Almost half of Americans rely on nontraditional online sources, and only 12 percent get their science news from online versions of traditional print newspapers and magazines. This trend isn’t just for science news though—sixty percent of Americans turn to the Internet as their primary source of information on general scientific questions. All this time online has an encouraging effect on people’s views about science; time spent online not only has been linked to more positive attitudes towards science, but frequent Web users are more likely to support basic scientific research, even if they see no immediate benefits to society.

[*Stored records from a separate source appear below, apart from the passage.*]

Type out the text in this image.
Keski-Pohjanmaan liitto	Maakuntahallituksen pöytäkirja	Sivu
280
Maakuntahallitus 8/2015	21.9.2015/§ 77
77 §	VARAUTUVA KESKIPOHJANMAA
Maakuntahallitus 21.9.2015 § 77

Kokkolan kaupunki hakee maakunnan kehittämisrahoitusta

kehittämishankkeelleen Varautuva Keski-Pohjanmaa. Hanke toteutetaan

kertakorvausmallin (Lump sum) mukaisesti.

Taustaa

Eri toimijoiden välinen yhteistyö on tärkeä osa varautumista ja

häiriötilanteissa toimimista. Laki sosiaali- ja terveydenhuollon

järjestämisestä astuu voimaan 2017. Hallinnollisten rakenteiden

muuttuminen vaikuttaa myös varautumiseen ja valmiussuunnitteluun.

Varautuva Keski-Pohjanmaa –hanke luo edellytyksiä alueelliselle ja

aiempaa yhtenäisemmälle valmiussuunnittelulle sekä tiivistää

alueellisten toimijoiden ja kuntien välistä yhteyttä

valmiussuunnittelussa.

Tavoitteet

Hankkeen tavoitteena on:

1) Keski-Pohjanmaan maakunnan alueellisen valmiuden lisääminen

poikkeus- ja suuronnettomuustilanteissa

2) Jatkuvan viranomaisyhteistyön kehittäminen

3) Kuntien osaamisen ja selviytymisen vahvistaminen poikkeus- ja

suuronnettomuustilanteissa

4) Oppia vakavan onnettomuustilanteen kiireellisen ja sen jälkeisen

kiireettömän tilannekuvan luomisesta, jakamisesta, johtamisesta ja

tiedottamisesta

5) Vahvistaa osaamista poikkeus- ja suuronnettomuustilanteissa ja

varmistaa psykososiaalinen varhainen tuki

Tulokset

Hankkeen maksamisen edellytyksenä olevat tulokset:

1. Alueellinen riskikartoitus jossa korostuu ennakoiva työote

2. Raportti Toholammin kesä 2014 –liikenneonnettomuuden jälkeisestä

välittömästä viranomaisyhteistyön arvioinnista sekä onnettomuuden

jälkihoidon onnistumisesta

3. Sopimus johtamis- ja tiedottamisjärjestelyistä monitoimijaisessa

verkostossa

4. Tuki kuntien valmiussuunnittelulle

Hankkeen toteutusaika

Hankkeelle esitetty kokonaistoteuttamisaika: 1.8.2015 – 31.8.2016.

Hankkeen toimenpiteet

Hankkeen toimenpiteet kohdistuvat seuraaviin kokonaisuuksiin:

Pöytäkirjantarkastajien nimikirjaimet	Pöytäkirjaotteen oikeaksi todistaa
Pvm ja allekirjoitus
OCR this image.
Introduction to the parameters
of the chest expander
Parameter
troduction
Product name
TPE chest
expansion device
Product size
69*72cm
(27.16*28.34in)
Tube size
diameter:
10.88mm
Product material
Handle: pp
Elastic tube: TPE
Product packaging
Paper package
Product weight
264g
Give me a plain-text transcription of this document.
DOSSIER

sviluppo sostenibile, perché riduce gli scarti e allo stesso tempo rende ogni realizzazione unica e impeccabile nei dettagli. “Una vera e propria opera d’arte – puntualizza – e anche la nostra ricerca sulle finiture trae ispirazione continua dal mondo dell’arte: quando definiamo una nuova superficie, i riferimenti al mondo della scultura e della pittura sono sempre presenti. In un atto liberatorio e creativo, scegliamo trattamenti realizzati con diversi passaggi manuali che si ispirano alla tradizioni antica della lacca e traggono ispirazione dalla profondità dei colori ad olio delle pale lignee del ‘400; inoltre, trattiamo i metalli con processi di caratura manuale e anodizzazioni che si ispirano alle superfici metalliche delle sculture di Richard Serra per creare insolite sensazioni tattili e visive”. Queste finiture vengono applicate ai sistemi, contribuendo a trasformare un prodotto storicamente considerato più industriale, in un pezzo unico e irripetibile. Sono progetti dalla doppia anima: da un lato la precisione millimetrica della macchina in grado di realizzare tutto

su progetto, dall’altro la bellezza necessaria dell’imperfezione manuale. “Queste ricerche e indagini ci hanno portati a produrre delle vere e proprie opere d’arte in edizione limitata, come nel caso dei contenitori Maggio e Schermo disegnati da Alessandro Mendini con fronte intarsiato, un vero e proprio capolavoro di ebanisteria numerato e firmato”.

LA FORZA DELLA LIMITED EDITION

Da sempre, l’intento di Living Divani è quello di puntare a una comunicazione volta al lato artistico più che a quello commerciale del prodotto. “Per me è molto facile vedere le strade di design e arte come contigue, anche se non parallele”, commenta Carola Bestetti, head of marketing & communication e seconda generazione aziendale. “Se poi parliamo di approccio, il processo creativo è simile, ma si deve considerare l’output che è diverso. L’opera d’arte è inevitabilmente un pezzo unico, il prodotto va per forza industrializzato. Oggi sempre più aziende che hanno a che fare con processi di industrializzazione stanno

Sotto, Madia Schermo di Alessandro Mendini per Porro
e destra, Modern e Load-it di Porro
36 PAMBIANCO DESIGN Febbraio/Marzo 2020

But the Internet-driven quest for science information provides some reasons for concern as well. Nine out of ten Internet users rely on search engines to find information on scientific information, but the selection and prioritization of content by search engine algorithms and audience metrics may prove problematic, as they can narrow our options for information. For example, Google’s autocomplete suggestions feature provides the most popular searches, which users often select, making those searches even more likely to appear as suggestions.
This presents an ever-shrinking selection of science news and information. The authors write, “Is the World Wide Web opening up a new world of easily accessible scientific information to lay audiences with just a few clicks? Or are we moving toward an online science communication environment in which knowledge gain and opinion formation are increasingly shaped by how search engines present results, direct traffic, and ultimately narrow our informational choices?”
Even when scientific information is found, the Internet can alter the ways in which it's interpreted. Social media, for example, can allow anyone to influence how scientific information is presented. The news we are exposed to is often presented with cues as to how popular, important, or accurate a given story may be. The framing of a story on Twitter or Facebook may also add information—or misinformation—beyond what the original author intended.
And then, there are comments. They can also add information and misinformation to the content of a story, but some research is suggesting their tone influences how we perceive things. A recent study presented participants with a single balanced news item covering nanotechnology, along with one of two sets of comments following the story. Readers' interpretation of the risks associated with nanotechnology differed depending on the tone of the comments; readers exposed to uncivil comments were more likely to attribute potential risks to nanotechnology.
Social scientists are online, attempting to understand the nature of science journalism in today’s digital, hyper-connected world. The authors write, “Without applied research on how to best communicate science online, we risk creating a future where the dynamics of online communication systems have a stronger impact on public views about science than the specific research that we as scientists are trying to communicate.”